People v Porter
2024 NY Slip Op 01823
Decided on April 3, 2024
Appellate Division, Second Department
Published by New York State Law Reporting Bureau pursuant to Judiciary Law § 431.
This opinion is uncorrected and subject to revision before publication in the Official Reports.


Decided on April 3, 2024 SUPREME COURT OF THE STATE OF NEW YORK Appellate Division, Second Judicial Department
COLLEEN D. DUFFY, J.P.
ROBERT J. MILLER
HELEN VOUTSINAS
LAURENCE L. LOVE, JJ.

2021-02895
2024-02196

[*1]The People of the State of New York, respondent,

v

Marlon Porter, appellant. (Ind. Nos. 35/16, 234/16)




Matthew W. Brissenden, Garden City, NY, for appellant.

Anne T. Donnelly, District Attorney, Mineola, NY (Jared A. Chester of counsel; Matthew C. Frankel on the brief), for respondent.



DECISION & ORDER

Appeals by the defendant from (1) an amended judgment of the Supreme Court, Nassau County (Meryl J. Berkowitz, J.), rendered March 24, 2021, revoking a sentence of probation previously imposed by the same court, upon a finding that he violated conditions thereof, upon his admission, and imposing a sentence of imprisonment upon his previous adjudication as a youthful offender for criminal possession of a weapon in the second degree and criminal possession of a weapon in the fourth degree under Indictment No. 35/16, and (2) an amended judgment of the same court, also rendered March 24, 2021, revoking a sentence of probation previously imposed by the same court, upon a finding that he violated conditions thereof, upon his admission, and imposing a sentence of imprisonment upon his previous adjudication as a youthful offender for criminal possession of a weapon in the second degree, criminal possession of a firearm, and criminal possession of a weapon in the fourth degree under Indictment No. 234/16.

ORDERED that the amended judgments are affirmed.

A court may not revoke a sentence of probation without finding that the defendant violated a condition of the sentence and affording the defendant an opportunity to be heard (see CPL 410.70[1]).
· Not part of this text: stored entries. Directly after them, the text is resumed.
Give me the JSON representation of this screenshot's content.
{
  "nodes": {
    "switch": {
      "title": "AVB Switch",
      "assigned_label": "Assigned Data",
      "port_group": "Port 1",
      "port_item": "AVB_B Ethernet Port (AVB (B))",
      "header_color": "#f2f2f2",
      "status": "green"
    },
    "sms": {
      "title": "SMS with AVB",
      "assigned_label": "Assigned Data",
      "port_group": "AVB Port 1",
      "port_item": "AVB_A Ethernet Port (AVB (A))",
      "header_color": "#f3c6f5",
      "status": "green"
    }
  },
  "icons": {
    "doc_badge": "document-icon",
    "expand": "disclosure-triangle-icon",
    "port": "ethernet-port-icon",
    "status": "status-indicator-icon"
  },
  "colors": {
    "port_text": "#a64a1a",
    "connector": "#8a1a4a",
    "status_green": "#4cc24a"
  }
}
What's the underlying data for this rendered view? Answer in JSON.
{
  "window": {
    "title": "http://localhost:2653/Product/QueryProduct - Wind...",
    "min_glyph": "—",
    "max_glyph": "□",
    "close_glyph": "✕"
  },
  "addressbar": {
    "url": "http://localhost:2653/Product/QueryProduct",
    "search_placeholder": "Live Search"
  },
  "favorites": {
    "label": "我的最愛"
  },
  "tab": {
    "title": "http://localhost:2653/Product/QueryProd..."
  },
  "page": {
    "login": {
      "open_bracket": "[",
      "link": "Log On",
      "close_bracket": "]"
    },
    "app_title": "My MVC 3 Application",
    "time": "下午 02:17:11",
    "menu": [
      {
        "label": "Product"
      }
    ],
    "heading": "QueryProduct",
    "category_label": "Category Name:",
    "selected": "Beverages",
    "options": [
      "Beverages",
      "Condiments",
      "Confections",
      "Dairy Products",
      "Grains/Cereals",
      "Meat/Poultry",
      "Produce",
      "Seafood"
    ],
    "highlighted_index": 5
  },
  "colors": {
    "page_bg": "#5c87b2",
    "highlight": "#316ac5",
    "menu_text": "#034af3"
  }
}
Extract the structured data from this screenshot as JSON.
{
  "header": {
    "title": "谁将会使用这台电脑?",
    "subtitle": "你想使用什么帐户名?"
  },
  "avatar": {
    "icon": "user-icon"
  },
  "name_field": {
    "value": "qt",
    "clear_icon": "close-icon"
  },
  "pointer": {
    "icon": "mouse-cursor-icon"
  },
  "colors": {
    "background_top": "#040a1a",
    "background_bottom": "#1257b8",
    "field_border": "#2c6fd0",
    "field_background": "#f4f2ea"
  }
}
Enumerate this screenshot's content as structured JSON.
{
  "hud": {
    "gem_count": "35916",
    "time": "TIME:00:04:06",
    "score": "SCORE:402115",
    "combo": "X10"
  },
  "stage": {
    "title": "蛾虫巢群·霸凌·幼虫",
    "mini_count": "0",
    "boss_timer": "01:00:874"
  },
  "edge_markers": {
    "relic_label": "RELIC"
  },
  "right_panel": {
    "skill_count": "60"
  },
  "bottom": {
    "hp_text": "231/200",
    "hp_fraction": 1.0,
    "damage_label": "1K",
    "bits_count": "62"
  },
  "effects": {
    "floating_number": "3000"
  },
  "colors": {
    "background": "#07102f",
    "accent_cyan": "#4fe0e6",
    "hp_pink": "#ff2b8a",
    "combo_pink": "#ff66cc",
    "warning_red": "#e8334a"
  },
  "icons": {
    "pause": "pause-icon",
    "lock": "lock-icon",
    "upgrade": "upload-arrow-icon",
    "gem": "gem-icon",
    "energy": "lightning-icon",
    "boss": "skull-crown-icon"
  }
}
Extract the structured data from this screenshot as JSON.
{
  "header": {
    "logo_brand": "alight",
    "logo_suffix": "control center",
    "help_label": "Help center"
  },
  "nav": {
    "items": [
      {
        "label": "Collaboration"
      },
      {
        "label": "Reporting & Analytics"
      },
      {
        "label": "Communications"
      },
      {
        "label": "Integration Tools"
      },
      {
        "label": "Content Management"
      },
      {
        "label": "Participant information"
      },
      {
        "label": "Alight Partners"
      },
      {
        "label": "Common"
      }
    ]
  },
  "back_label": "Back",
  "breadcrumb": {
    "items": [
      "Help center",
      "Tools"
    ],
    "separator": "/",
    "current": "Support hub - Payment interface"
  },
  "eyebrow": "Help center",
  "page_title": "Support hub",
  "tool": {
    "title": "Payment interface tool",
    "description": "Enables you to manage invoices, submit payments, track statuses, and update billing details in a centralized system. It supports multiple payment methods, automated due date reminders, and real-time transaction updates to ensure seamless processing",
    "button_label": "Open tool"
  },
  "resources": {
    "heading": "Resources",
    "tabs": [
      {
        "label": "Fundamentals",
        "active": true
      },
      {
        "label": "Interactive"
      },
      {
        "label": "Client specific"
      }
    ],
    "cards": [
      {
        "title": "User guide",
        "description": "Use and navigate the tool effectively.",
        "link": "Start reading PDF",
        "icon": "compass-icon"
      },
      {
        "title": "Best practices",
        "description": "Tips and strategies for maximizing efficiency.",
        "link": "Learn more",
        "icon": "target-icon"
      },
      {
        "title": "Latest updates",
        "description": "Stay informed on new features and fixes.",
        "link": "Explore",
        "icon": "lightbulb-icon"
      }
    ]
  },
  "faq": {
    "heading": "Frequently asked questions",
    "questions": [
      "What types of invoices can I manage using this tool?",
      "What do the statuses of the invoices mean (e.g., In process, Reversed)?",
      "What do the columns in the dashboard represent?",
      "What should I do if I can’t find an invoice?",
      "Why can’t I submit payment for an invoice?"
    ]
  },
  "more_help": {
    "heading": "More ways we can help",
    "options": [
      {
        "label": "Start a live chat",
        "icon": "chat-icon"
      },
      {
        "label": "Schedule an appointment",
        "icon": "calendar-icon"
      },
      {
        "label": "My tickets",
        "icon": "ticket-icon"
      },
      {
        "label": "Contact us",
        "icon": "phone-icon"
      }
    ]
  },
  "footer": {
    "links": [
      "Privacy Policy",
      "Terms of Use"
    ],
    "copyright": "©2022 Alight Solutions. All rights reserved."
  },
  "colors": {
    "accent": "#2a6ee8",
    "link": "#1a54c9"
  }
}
The statutory requirements may be satisfied either by conducting a revocation hearing pursuant to CPL 410.70(3) (see People v Lora, 162 AD2d 719) or through an admission by the defendant of the violation, coupled with a proper waiver of the defendant's right to a hearing (see People v McDevitt, 97 AD3d 1039, 1040).

The defendant's contention that the procedure surrounding his admission to a violation of conditions of a previously imposed sentence of probation rendered the admission invalid is unpreserved for appellate review (see People v Williams, 27 NY3d 212; People v Mestric, 173 AD3d 1218, 1219; People v Nahshal, 146 AD3d 817), and we decline to reach it in the exercise of our interest of justice jurisdiction (see CPL 470.15[6]; People v Mestric, 173 AD3d 1218; People v Hazel, 145 AD3d 797).

The defendant's remaining contention is unpreserved for appellate review and, in any event, without merit.

DUFFY, J.P., MILLER, VOUTSINAS and LOVE, JJ., concur.